In June 1998, in a joint action with his brother Carl Ludwig, Felix attempted to have the properties restored to them that had been given to their ancestor Maria Theresa of Austria by her husband Francis I, Holy Roman Emperor, but taken from the Habsburg family by Adolf Hitler during the Anschluss.
Felix built up a number of successful businesses in Mexico and Brussels, and he worked as a marketing consultant.

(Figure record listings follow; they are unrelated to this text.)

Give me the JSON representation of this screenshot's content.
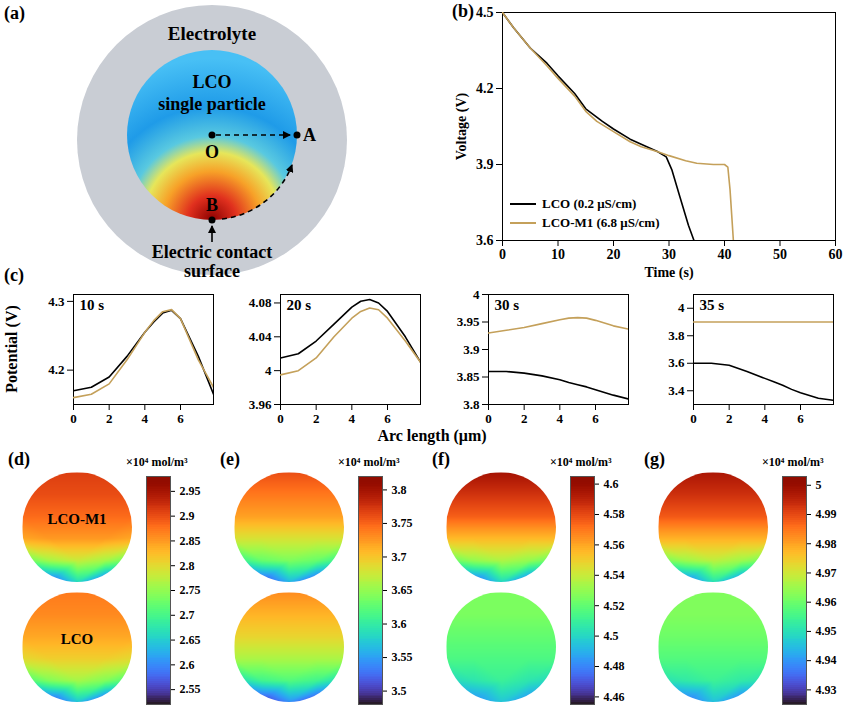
{
  "diagram": {
    "panel": "(a)",
    "electrolyte": "Electrolyte",
    "particle": [
      "LCO",
      "single particle"
    ],
    "center": "O",
    "edge_point": "A",
    "contact_point": "B",
    "contact": [
      "Electric contact",
      "surface"
    ]
  },
  "chart_data": [
    {
      "panel": "(b)",
      "type": "line",
      "xlabel": "Time (s)",
      "ylabel": "Voltage (V)",
      "xlim": [
        0,
        60
      ],
      "xticks": [
        0,
        10,
        20,
        30,
        40,
        50,
        60
      ],
      "ylim": [
        3.6,
        4.5
      ],
      "yticks": [
        3.6,
        3.9,
        4.2,
        4.5
      ],
      "legend": "lower left",
      "series": [
        {
          "name": "LCO (0.2 μS/cm)",
          "color": "#000000",
          "x": [
            0,
            2,
            5,
            8,
            10,
            13,
            15,
            18,
            20,
            23,
            25,
            28,
            29.5,
            30.5,
            32,
            33.5,
            34.5
          ],
          "values": [
            4.5,
            4.44,
            4.36,
            4.3,
            4.25,
            4.18,
            4.12,
            4.07,
            4.04,
            4.0,
            3.98,
            3.95,
            3.93,
            3.88,
            3.77,
            3.66,
            3.6
          ]
        },
        {
          "name": "LCO-M1 (6.8 μS/cm)",
          "color": "#c4a05a",
          "x": [
            0,
            2,
            5,
            8,
            10,
            13,
            15,
            17,
            20,
            23,
            25,
            28,
            30,
            33,
            35,
            38,
            40,
            40.6,
            41,
            41.3,
            41.6
          ],
          "values": [
            4.5,
            4.44,
            4.36,
            4.29,
            4.24,
            4.17,
            4.11,
            4.07,
            4.03,
            3.99,
            3.97,
            3.95,
            3.935,
            3.915,
            3.905,
            3.9,
            3.9,
            3.89,
            3.8,
            3.7,
            3.6
          ]
        }
      ]
    },
    {
      "panel": "(c)",
      "type": "line",
      "xlabel": "Arc length (μm)",
      "ylabel": "Potential (V)",
      "xlim": [
        0,
        7.85
      ],
      "xticks": [
        0,
        2,
        4,
        6
      ],
      "x": [
        0,
        1,
        2,
        3,
        4,
        4.5,
        5,
        5.5,
        6,
        7,
        7.85
      ],
      "subplots": [
        {
          "title": "10 s",
          "ylim": [
            4.15,
            4.31
          ],
          "yticks": [
            4.2,
            4.3
          ],
          "series": [
            {
              "color": "#000000",
              "values": [
                4.17,
                4.175,
                4.19,
                4.22,
                4.255,
                4.27,
                4.283,
                4.287,
                4.275,
                4.22,
                4.165
              ]
            },
            {
              "color": "#c4a05a",
              "values": [
                4.16,
                4.165,
                4.18,
                4.215,
                4.255,
                4.272,
                4.285,
                4.288,
                4.275,
                4.215,
                4.175
              ]
            }
          ]
        },
        {
          "title": "20 s",
          "ylim": [
            3.96,
            4.09
          ],
          "yticks": [
            3.96,
            4,
            4.04,
            4.08
          ],
          "series": [
            {
              "color": "#000000",
              "values": [
                4.015,
                4.02,
                4.035,
                4.055,
                4.075,
                4.082,
                4.084,
                4.08,
                4.07,
                4.04,
                4.01
              ]
            },
            {
              "color": "#c4a05a",
              "values": [
                3.995,
                4.0,
                4.015,
                4.04,
                4.062,
                4.07,
                4.074,
                4.072,
                4.062,
                4.035,
                4.01
              ]
            }
          ]
        },
        {
          "title": "30 s",
          "ylim": [
            3.8,
            4.0
          ],
          "yticks": [
            3.8,
            3.85,
            3.9,
            3.95,
            4
          ],
          "series": [
            {
              "color": "#000000",
              "values": [
                3.86,
                3.86,
                3.857,
                3.852,
                3.845,
                3.84,
                3.836,
                3.832,
                3.827,
                3.817,
                3.81
              ]
            },
            {
              "color": "#c4a05a",
              "values": [
                3.93,
                3.935,
                3.94,
                3.947,
                3.954,
                3.957,
                3.958,
                3.957,
                3.953,
                3.943,
                3.937
              ]
            }
          ]
        },
        {
          "title": "35 s",
          "ylim": [
            3.3,
            4.1
          ],
          "yticks": [
            3.4,
            3.6,
            3.8,
            4
          ],
          "series": [
            {
              "color": "#000000",
              "values": [
                3.6,
                3.6,
                3.585,
                3.54,
                3.49,
                3.465,
                3.44,
                3.41,
                3.385,
                3.345,
                3.33
              ]
            },
            {
              "color": "#c4a05a",
              "values": [
                3.9,
                3.9,
                3.9,
                3.9,
                3.9,
                3.9,
                3.9,
                3.9,
                3.9,
                3.9,
                3.9
              ]
            }
          ]
        }
      ]
    },
    {
      "panel": "(d)",
      "type": "heatmap",
      "colorbar_label": "×10⁴ mol/m³",
      "colorbar_lim": [
        2.52,
        2.98
      ],
      "colorbar_ticks": [
        2.55,
        2.6,
        2.65,
        2.7,
        2.75,
        2.8,
        2.85,
        2.9,
        2.95
      ],
      "particles": [
        {
          "label": "LCO-M1",
          "cells": [
            [
              2.9,
              2.91,
              2.91,
              2.91,
              2.9
            ],
            [
              2.9,
              2.9,
              2.9,
              2.9,
              2.9
            ],
            [
              2.88,
              2.88,
              2.88,
              2.88,
              2.88
            ],
            [
              2.84,
              2.85,
              2.85,
              2.85,
              2.84
            ],
            [
              2.72,
              2.76,
              2.78,
              2.76,
              2.72
            ],
            [
              2.6,
              2.56,
              2.66,
              2.56,
              2.6
            ]
          ]
        },
        {
          "label": "LCO",
          "cells": [
            [
              2.86,
              2.87,
              2.87,
              2.87,
              2.86
            ],
            [
              2.86,
              2.86,
              2.86,
              2.86,
              2.86
            ],
            [
              2.84,
              2.84,
              2.84,
              2.84,
              2.84
            ],
            [
              2.8,
              2.81,
              2.81,
              2.81,
              2.8
            ],
            [
              2.7,
              2.74,
              2.76,
              2.74,
              2.7
            ],
            [
              2.6,
              2.55,
              2.64,
              2.55,
              2.6
            ]
          ]
        }
      ]
    },
    {
      "panel": "(e)",
      "type": "heatmap",
      "colorbar_label": "×10⁴ mol/m³",
      "colorbar_lim": [
        3.48,
        3.82
      ],
      "colorbar_ticks": [
        3.5,
        3.55,
        3.6,
        3.65,
        3.7,
        3.75,
        3.8
      ],
      "particles": [
        {
          "cells": [
            [
              3.75,
              3.76,
              3.76,
              3.76,
              3.75
            ],
            [
              3.74,
              3.74,
              3.74,
              3.74,
              3.74
            ],
            [
              3.72,
              3.72,
              3.72,
              3.72,
              3.72
            ],
            [
              3.68,
              3.68,
              3.68,
              3.68,
              3.68
            ],
            [
              3.6,
              3.63,
              3.64,
              3.63,
              3.6
            ],
            [
              3.55,
              3.5,
              3.56,
              3.5,
              3.55
            ]
          ]
        },
        {
          "cells": [
            [
              3.72,
              3.73,
              3.73,
              3.73,
              3.72
            ],
            [
              3.71,
              3.71,
              3.71,
              3.71,
              3.71
            ],
            [
              3.69,
              3.69,
              3.69,
              3.69,
              3.69
            ],
            [
              3.66,
              3.66,
              3.66,
              3.66,
              3.66
            ],
            [
              3.58,
              3.61,
              3.62,
              3.61,
              3.58
            ],
            [
              3.53,
              3.49,
              3.54,
              3.49,
              3.53
            ]
          ]
        }
      ]
    },
    {
      "panel": "(f)",
      "type": "heatmap",
      "colorbar_label": "×10⁴ mol/m³",
      "colorbar_lim": [
        4.455,
        4.605
      ],
      "colorbar_ticks": [
        4.46,
        4.48,
        4.5,
        4.52,
        4.54,
        4.56,
        4.58,
        4.6
      ],
      "particles": [
        {
          "cells": [
            [
              4.59,
              4.595,
              4.595,
              4.595,
              4.59
            ],
            [
              4.585,
              4.585,
              4.585,
              4.585,
              4.585
            ],
            [
              4.575,
              4.575,
              4.575,
              4.575,
              4.575
            ],
            [
              4.555,
              4.555,
              4.555,
              4.555,
              4.555
            ],
            [
              4.52,
              4.53,
              4.535,
              4.53,
              4.52
            ],
            [
              4.49,
              4.47,
              4.5,
              4.47,
              4.49
            ]
          ]
        },
        {
          "cells": [
            [
              4.525,
              4.525,
              4.525,
              4.525,
              4.525
            ],
            [
              4.525,
              4.525,
              4.525,
              4.525,
              4.525
            ],
            [
              4.52,
              4.52,
              4.52,
              4.52,
              4.52
            ],
            [
              4.515,
              4.515,
              4.515,
              4.515,
              4.515
            ],
            [
              4.5,
              4.505,
              4.51,
              4.505,
              4.5
            ],
            [
              4.49,
              4.48,
              4.495,
              4.48,
              4.49
            ]
          ]
        }
      ]
    },
    {
      "panel": "(g)",
      "type": "heatmap",
      "colorbar_label": "×10⁴ mol/m³",
      "colorbar_lim": [
        4.925,
        5.003
      ],
      "colorbar_ticks": [
        4.93,
        4.94,
        4.95,
        4.96,
        4.97,
        4.98,
        4.99,
        5
      ],
      "particles": [
        {
          "cells": [
            [
              4.995,
              4.997,
              4.997,
              4.997,
              4.995
            ],
            [
              4.993,
              4.993,
              4.993,
              4.993,
              4.993
            ],
            [
              4.988,
              4.988,
              4.988,
              4.988,
              4.988
            ],
            [
              4.978,
              4.978,
              4.978,
              4.978,
              4.978
            ],
            [
              4.96,
              4.965,
              4.968,
              4.965,
              4.96
            ],
            [
              4.945,
              4.935,
              4.95,
              4.935,
              4.945
            ]
          ]
        },
        {
          "cells": [
            [
              4.962,
              4.962,
              4.962,
              4.962,
              4.962
            ],
            [
              4.962,
              4.962,
              4.962,
              4.962,
              4.962
            ],
            [
              4.96,
              4.96,
              4.96,
              4.96,
              4.96
            ],
            [
              4.957,
              4.957,
              4.957,
              4.957,
              4.957
            ],
            [
              4.95,
              4.952,
              4.954,
              4.952,
              4.95
            ],
            [
              4.943,
              4.935,
              4.945,
              4.935,
              4.943
            ]
          ]
        }
      ]
    }
  ]
}
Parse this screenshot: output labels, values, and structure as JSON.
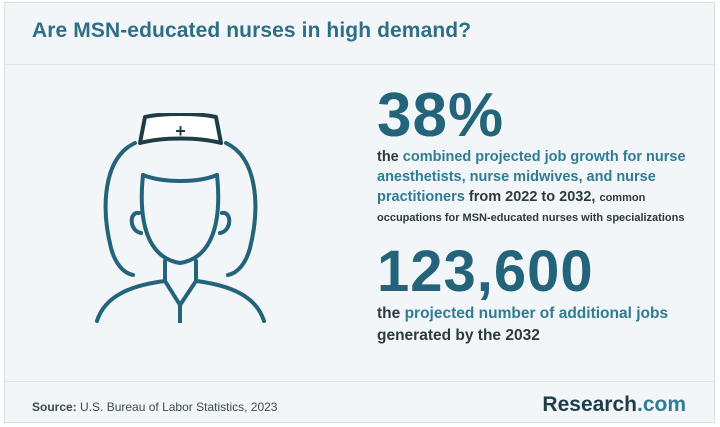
{
  "header": {
    "title": "Are MSN-educated nurses in high demand?"
  },
  "illustration": {
    "icon": "nurse-icon",
    "cap_symbol": "+"
  },
  "stat_one": {
    "value": "38%",
    "lead": "the",
    "highlight": "combined projected job growth for nurse anesthetists, nurse midwives, and nurse practitioners",
    "middle": "from 2022 to 2032,",
    "small": "common occupations for MSN-educated nurses with specializations"
  },
  "stat_two": {
    "value": "123,600",
    "lead": "the",
    "highlight": "projected number of additional jobs",
    "tail": "generated by the 2032"
  },
  "footer": {
    "source_label": "Source:",
    "source_text": "U.S. Bureau of Labor Statistics, 2023",
    "brand_name": "Research",
    "brand_tld": ".com"
  },
  "colors": {
    "accent": "#2f7c93",
    "stat": "#23647a",
    "background": "#f2f6f8"
  }
}
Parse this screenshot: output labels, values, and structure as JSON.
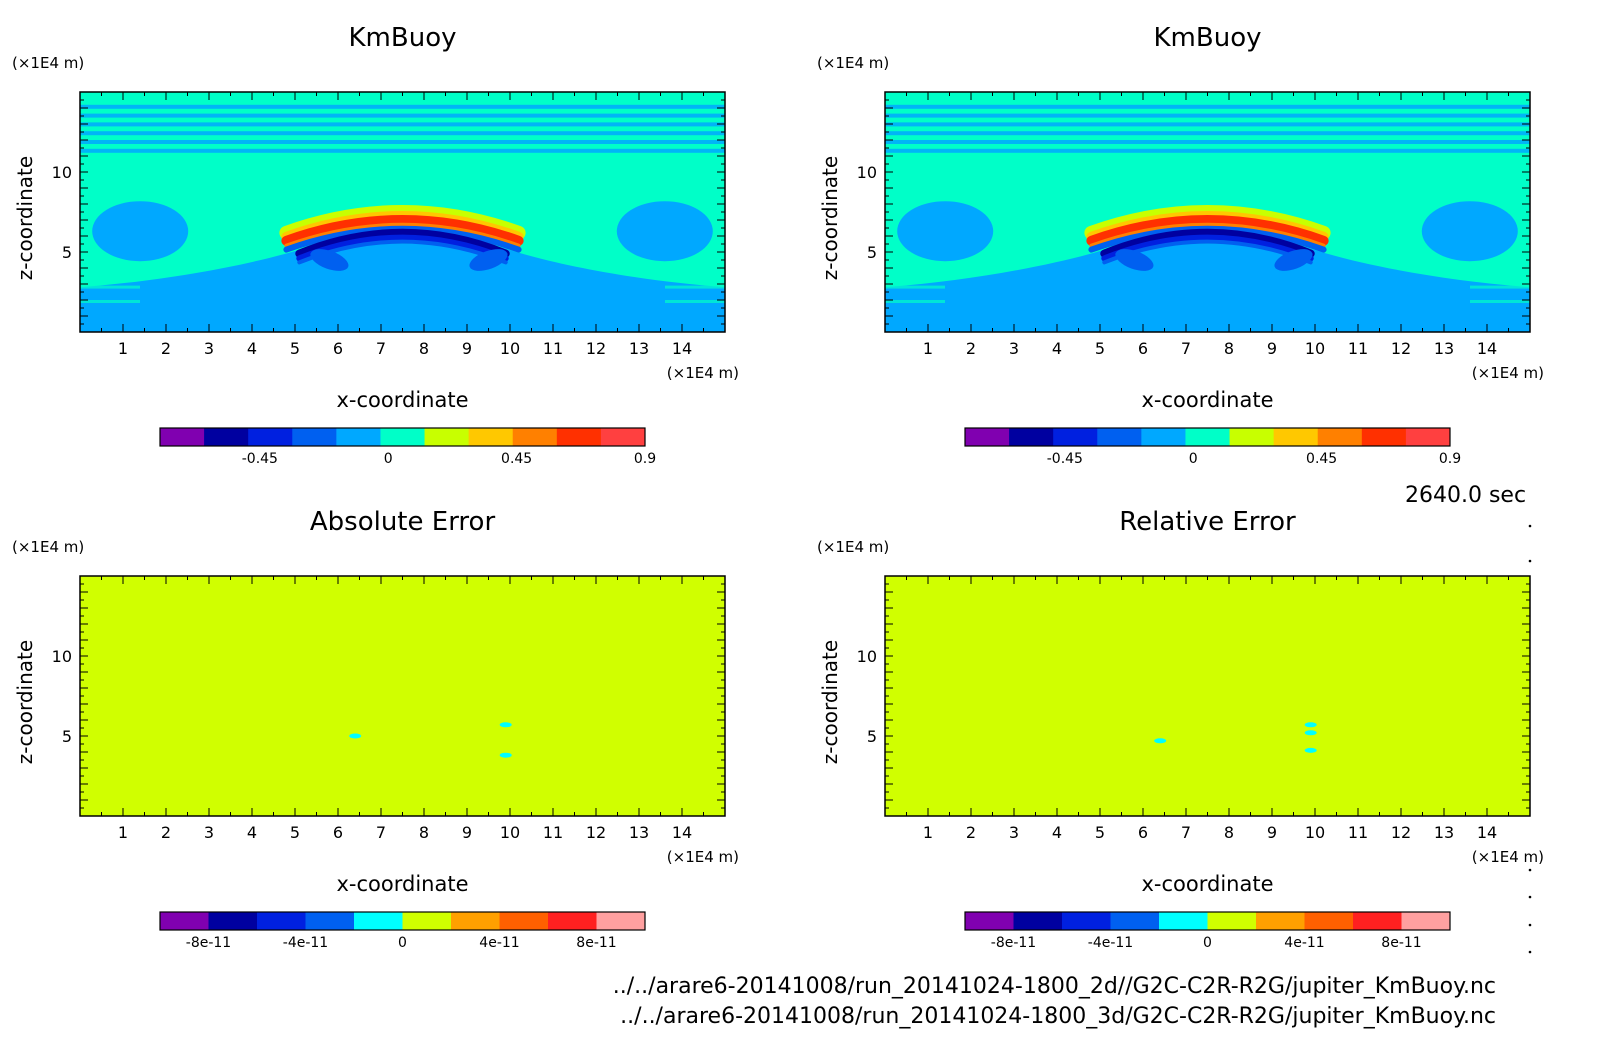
{
  "chart_data": [
    {
      "type": "heatmap",
      "title": "KmBuoy",
      "xlabel": "x-coordinate",
      "ylabel": "z-coordinate",
      "x_unit": "(×1E4 m)",
      "y_unit": "(×1E4 m)",
      "xlim": [
        0,
        15
      ],
      "ylim": [
        0,
        15
      ],
      "xticks": [
        "1",
        "2",
        "3",
        "4",
        "5",
        "6",
        "7",
        "8",
        "9",
        "10",
        "11",
        "12",
        "13",
        "14"
      ],
      "yticks": [
        "5",
        "10"
      ],
      "colorbar": {
        "colors": [
          "#8000b0",
          "#0000a0",
          "#0020e0",
          "#0060f0",
          "#00a8ff",
          "#00ffc8",
          "#c8ff00",
          "#ffc800",
          "#ff8000",
          "#ff3000",
          "#ff4040"
        ],
        "tick_labels": [
          "-0.45",
          "0",
          "0.45",
          "0.9"
        ],
        "range": [
          -0.8,
          0.9
        ]
      },
      "field": {
        "background_upper": "#00ffc8",
        "background_lower": "#00a8ff",
        "arc_center_x": 7.5,
        "arc_peak_z": 7.0,
        "arc_half_width_x": 2.7
      }
    },
    {
      "type": "heatmap",
      "title": "KmBuoy",
      "xlabel": "x-coordinate",
      "ylabel": "z-coordinate",
      "x_unit": "(×1E4 m)",
      "y_unit": "(×1E4 m)",
      "xlim": [
        0,
        15
      ],
      "ylim": [
        0,
        15
      ],
      "xticks": [
        "1",
        "2",
        "3",
        "4",
        "5",
        "6",
        "7",
        "8",
        "9",
        "10",
        "11",
        "12",
        "13",
        "14"
      ],
      "yticks": [
        "5",
        "10"
      ],
      "colorbar": {
        "colors": [
          "#8000b0",
          "#0000a0",
          "#0020e0",
          "#0060f0",
          "#00a8ff",
          "#00ffc8",
          "#c8ff00",
          "#ffc800",
          "#ff8000",
          "#ff3000",
          "#ff4040"
        ],
        "tick_labels": [
          "-0.45",
          "0",
          "0.45",
          "0.9"
        ],
        "range": [
          -0.8,
          0.9
        ]
      },
      "field": {
        "background_upper": "#00ffc8",
        "background_lower": "#00a8ff",
        "arc_center_x": 7.5,
        "arc_peak_z": 7.0,
        "arc_half_width_x": 2.7
      }
    },
    {
      "type": "heatmap",
      "title": "Absolute Error",
      "xlabel": "x-coordinate",
      "ylabel": "z-coordinate",
      "x_unit": "(×1E4 m)",
      "y_unit": "(×1E4 m)",
      "xlim": [
        0,
        15
      ],
      "ylim": [
        0,
        15
      ],
      "xticks": [
        "1",
        "2",
        "3",
        "4",
        "5",
        "6",
        "7",
        "8",
        "9",
        "10",
        "11",
        "12",
        "13",
        "14"
      ],
      "yticks": [
        "5",
        "10"
      ],
      "colorbar": {
        "colors": [
          "#8000b0",
          "#0000a0",
          "#0020e0",
          "#0060f0",
          "#00ffff",
          "#d0ff00",
          "#ffa000",
          "#ff6000",
          "#ff2020",
          "#ffa0a0"
        ],
        "tick_labels": [
          "-8e-11",
          "-4e-11",
          "0",
          "4e-11",
          "8e-11"
        ],
        "range": [
          -1e-10,
          1e-10
        ]
      },
      "field": {
        "background": "#d0ff00",
        "spots": [
          {
            "x": 6.4,
            "z": 5.0
          },
          {
            "x": 9.9,
            "z": 5.7
          },
          {
            "x": 9.9,
            "z": 3.8
          }
        ],
        "spot_color": "#00ffff"
      }
    },
    {
      "type": "heatmap",
      "title": "Relative Error",
      "xlabel": "x-coordinate",
      "ylabel": "z-coordinate",
      "x_unit": "(×1E4 m)",
      "y_unit": "(×1E4 m)",
      "xlim": [
        0,
        15
      ],
      "ylim": [
        0,
        15
      ],
      "xticks": [
        "1",
        "2",
        "3",
        "4",
        "5",
        "6",
        "7",
        "8",
        "9",
        "10",
        "11",
        "12",
        "13",
        "14"
      ],
      "yticks": [
        "5",
        "10"
      ],
      "colorbar": {
        "colors": [
          "#8000b0",
          "#0000a0",
          "#0020e0",
          "#0060f0",
          "#00ffff",
          "#d0ff00",
          "#ffa000",
          "#ff6000",
          "#ff2020",
          "#ffa0a0"
        ],
        "tick_labels": [
          "-8e-11",
          "-4e-11",
          "0",
          "4e-11",
          "8e-11"
        ],
        "range": [
          -1e-10,
          1e-10
        ]
      },
      "field": {
        "background": "#d0ff00",
        "spots": [
          {
            "x": 6.4,
            "z": 4.7
          },
          {
            "x": 9.9,
            "z": 5.7
          },
          {
            "x": 9.9,
            "z": 5.2
          },
          {
            "x": 9.9,
            "z": 4.1
          }
        ],
        "spot_color": "#00ffff"
      }
    }
  ],
  "time_label": "2640.0 sec",
  "footer": {
    "line1": "../../arare6-20141008/run_20141024-1800_2d//G2C-C2R-R2G/jupiter_KmBuoy.nc",
    "line2": "../../arare6-20141008/run_20141024-1800_3d/G2C-C2R-R2G/jupiter_KmBuoy.nc"
  }
}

During his time in exile, Archduke Felix lived in Portugal, Belgium, Mexico and the United States. He lived in the colonia of San Ángel in Mexico City, where he died 6 September 2011. He was interred in the family crypt at Muri Abbey, near Zürich. The abbey is a favoured burial place of the Habsburg dynasty, and it also contains the remains of his wife and the hearts of his parents.

==Marriage and children==
Felix was married civilly on 18 November 1952 at Beaulieu, France, and religiously a day later, to Princess and Duchess Anna-Eugénie of Arenberg (1925–1997), a descendant of the 7th Duke of Arenberg. They had seven children, and twenty-six grandchildren. As they all lived in Mexico, and some still do, they are called by the Spanish equivalent of their names:
- Archduchess Maria del Pilar of Austria (born 12 September 1953) married in 1980 Vollrad-Joachim Ritter und Edler von Poschinger (born 1952): one son and four daughters
- Archduke Carlos Felipe of Austria (born 1954) married firstly in 1994 (div. 1997) Martina Donath. Married secondly in 1998 Annie-Claire Lacrambe (born 1959, daughter of Dr. Henri Lacrambe and Fanny Pruvost de Montrichard): two sons, one from his first wife, and one from his second wife
- Archduchess Kinga Barbara of Austria (born 1955) married in 1985 Baron Wolfgang von Erffa (born 1948): one son and four daughters
- Archduke Raimund (Ramón) of Austria (1958–2008) married in 1994 Bettina Götz (born 1969, daughter of Dr. Heinrich Götz and Helga Hager): one son and two daughters
- Archduchess Myriam of Austria (born 1959) married in 1983 Jaime Corcuera Acheson (born 1955, a Mexican citizen, son of Fernando Corcuera de Mier and Lady Mary Virginia Shirley Acheson, daughter of Archibald Acheson, 5th Earl of Gosford): four sons
- Archduke István (Esteban) of Austria (born 1961, twin of Archduchess Viridis) married in 1993 Paola de Temesváry (born 1971, daughter of László Imre de Temesváry and Dr. Maria Csilla Rozenszki): two sons and one daughter
- Archduchess Viridis of Austria (born 1961, twin of Archduke Istvan) married in 1990 Carl Dunning-Gribble, Lord of Marnhull (born 1961, son of Sir Guy Dunning-Gribble): three sons and one daughter

==Honours and patronages==
- Knight of the Sovereign Military Order of Malta
- Knight of the Order of the Golden Fleece

Along with his brothers Otto and Rudolf, Archduke Felix was a patron for the revived Almanach de Gotha.